Midstream-giant Energy Transfer (ET -2.03%) is having an excellent year. The master limited partnership (MLP) recently released its third-quarter results, delivering 20% earnings and cash flow growth. That allowed the company to raise its full-year forecast.

It also gave the energy company plenty of money to cover its big-time distribution. The MLP has boosted that payout by more than 70% this year, pushing the yield over 8.4%. Is that monster payout worth buying or too good to be true?

Drilling down into Energy Transfer's third quarter results

In the third quarter, Energy Transfer generated $3.09 billion of adjusted earnings before interest, taxes, depreciation, and amortization (EBITDA). That's roughly 20% more than the $2.58 billion it produced in the year-ago period. Those surging earnings came even though the company experienced a $126 million charge related to a legal matter in its crude oil transportation segment and a negative $130 million adjustment related to its hedge inventory of natural gas liquids (NGLs). 

Meanwhile, the MLP produced $1.58 billion of distributable cash flow. That's up about 20% from the $1.31 billion it made in the year-ago period.

It was enough money to cover its big-time distribution by a comfortable 1.93 times, enabling it to retain $760 million of cash. Energy Transfer used those retained earnings to fund expansion projects, make an acquisition, and reduce debt. The company also closed the sale of its Canadian unit, further strengthening its balance sheet.

Energy Transfer benefited from strong conditions in the energy market during the third quarter. Volumes were up across all five of the company's core business segments. It set records for intrastate natural gas transportation volumes, midstream gathered volumes, and NGL volumes fractionated. (The latter is a process that separates liquids like ethane, butane, and propane from the NGL stream.) That's partly due to last-year's acquisition of Enable Midstream.

The company also benefited from the proximity of its assets to the U.S. Strategic Petroleum Reserve. The Biden Administration has tapped that resource this year to lower gas prices following Russia's invasion of Ukraine. That's driven increased activity for Energy Transfer's assets, with its Nederland and Houston terminals setting records in the period.

A look at what's ahead for Energy Transfer

Energy Transfer's strong showing in the third quarter has it on track to produce $12.8 billion to $13 billion of adjusted EBITDA this year. That's up from its prior forecast of $12.6 billion-$12.8 billion. 

The company affirmed its plan to invest $1.8 billion to $2 billion in organic expansions this year. More than 90% of those projects are either already online or will start contributing cash flow by the end of 2023. That should give it the fuel to continue growing its earnings and cash flow over the next year. 
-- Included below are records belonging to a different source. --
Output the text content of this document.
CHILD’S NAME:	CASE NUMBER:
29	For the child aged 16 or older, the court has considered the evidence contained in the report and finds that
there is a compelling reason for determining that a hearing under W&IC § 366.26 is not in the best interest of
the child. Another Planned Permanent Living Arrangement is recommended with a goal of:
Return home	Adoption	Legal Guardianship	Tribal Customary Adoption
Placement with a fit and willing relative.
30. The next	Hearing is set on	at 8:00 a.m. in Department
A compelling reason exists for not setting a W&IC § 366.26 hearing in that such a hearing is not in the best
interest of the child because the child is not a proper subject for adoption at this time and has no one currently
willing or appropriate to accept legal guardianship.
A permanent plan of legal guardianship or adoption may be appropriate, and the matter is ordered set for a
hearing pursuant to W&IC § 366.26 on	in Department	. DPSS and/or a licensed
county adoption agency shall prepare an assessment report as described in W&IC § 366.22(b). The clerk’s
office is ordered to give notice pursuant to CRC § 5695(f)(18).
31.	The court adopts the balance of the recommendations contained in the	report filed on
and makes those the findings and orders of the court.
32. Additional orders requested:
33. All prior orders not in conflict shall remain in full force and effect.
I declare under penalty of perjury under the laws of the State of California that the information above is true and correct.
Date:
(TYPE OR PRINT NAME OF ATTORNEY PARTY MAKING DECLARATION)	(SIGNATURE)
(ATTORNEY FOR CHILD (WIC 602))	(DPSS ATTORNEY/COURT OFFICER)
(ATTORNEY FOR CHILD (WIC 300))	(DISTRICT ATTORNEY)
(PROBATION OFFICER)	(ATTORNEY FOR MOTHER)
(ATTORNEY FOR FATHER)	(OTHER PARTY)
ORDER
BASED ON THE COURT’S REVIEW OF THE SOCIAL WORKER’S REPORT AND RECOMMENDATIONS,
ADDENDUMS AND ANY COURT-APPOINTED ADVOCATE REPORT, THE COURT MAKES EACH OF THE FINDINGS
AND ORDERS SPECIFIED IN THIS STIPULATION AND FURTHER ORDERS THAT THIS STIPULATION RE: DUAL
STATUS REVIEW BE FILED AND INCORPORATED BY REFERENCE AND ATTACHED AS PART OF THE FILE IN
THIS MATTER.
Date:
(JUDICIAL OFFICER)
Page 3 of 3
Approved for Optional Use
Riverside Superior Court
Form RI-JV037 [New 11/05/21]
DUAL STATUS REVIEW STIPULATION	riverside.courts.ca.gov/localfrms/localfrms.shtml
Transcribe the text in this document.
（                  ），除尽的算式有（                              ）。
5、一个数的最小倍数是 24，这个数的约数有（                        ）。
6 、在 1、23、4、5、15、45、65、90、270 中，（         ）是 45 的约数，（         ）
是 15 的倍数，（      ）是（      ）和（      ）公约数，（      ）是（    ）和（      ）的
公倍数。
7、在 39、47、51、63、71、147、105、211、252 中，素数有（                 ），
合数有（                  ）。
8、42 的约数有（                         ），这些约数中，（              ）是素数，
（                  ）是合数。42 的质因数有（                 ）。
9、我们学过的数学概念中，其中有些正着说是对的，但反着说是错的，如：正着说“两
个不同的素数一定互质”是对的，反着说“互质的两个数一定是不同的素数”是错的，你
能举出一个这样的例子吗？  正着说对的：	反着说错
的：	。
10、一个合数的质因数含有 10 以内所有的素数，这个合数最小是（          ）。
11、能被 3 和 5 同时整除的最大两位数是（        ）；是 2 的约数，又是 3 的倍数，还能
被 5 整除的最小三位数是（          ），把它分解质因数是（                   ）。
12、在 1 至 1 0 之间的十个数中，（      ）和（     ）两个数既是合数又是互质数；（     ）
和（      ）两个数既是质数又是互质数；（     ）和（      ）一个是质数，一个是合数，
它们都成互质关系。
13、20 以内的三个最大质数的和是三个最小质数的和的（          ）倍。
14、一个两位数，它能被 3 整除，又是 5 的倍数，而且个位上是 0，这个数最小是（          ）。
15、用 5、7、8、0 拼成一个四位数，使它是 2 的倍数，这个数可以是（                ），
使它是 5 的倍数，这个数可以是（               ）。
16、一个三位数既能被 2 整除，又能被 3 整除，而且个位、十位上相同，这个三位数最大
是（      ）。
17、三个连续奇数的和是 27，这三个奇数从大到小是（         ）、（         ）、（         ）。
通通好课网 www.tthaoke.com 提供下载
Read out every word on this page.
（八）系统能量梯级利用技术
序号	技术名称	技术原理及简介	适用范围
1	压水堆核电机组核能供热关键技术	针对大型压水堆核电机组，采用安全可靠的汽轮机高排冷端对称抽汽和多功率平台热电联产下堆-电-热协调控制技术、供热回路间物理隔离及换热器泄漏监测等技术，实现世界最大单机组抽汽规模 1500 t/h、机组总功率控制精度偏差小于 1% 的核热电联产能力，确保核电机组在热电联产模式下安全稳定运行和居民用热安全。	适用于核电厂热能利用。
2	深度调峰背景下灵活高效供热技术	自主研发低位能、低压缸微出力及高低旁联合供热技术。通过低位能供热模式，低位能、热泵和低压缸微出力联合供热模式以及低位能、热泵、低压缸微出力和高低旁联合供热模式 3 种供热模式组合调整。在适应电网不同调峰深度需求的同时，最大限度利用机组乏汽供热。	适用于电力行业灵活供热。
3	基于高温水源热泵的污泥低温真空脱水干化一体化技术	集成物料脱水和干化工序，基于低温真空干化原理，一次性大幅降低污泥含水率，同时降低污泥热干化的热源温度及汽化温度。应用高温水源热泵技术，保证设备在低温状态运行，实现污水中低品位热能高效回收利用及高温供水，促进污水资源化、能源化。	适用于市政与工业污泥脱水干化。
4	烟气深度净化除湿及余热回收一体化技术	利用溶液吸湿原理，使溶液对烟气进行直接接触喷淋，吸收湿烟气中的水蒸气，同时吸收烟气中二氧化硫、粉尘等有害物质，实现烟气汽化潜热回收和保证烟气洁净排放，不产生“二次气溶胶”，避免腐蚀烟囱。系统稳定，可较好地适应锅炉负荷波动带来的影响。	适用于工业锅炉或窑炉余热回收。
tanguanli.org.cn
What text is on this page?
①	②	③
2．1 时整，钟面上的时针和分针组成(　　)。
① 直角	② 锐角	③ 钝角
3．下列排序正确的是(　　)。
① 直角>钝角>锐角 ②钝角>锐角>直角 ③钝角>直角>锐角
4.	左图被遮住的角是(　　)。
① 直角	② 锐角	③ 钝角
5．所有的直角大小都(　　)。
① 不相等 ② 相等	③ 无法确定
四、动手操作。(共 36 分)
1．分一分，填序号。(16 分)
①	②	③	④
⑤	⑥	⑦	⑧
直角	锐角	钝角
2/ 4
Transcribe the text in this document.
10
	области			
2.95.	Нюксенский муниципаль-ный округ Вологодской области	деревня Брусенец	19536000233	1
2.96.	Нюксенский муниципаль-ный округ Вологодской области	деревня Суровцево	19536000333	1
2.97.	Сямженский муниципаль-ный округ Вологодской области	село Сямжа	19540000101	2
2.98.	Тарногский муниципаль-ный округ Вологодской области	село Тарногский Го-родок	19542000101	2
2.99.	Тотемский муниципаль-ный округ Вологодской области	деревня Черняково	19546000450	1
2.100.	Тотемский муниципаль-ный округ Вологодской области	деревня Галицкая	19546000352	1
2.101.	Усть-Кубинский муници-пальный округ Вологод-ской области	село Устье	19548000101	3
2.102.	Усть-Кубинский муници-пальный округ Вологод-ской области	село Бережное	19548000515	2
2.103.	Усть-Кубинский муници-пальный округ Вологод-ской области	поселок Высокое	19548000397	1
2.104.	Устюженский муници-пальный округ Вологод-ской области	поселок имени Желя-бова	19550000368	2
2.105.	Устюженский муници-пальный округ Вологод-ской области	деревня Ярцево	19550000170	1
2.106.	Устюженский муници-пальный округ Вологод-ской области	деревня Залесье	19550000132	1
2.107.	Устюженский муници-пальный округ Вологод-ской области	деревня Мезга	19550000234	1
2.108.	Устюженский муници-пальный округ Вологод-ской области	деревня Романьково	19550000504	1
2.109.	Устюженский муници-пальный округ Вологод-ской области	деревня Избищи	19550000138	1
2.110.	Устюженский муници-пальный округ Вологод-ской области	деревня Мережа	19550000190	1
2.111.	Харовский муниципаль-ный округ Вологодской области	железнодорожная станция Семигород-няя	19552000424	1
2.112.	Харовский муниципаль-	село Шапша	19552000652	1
Meanwhile, Energy Transfer continues to pursue projects to fuel future growth. One of the more notable projects is the potential conversion of its Lake Charles facility into a liquefied natural gas (LNG) export complex. It has signed long-term contracts with six buyers for 7.9 million tons of LNG annually and is working to secure additional contracts for the remaining capacity of the 16.5 million-ton facility.

Energy Transfer is also seeking funding partners to help finance its construction. The company is now hoping to make a final investment decision early next year. Lake Charles would boost Energy Transfer's natural gas pipeline businesses, while supplying it with incremental income from its share of the investment to build the facility.

Growing stronger by the quarter

Energy Transfer's business continues to strengthen. The midstream giant is generating lots of cash, giving it the money to pay a large (and growing) distribution, fund expansion projects, and reduce debt. Those last two features should enable the company to continue growing its cash flow and distribution in the future. Because of that, it's a very attractive buy for those seeking a big-time passive income stream that should grow even larger in the coming years.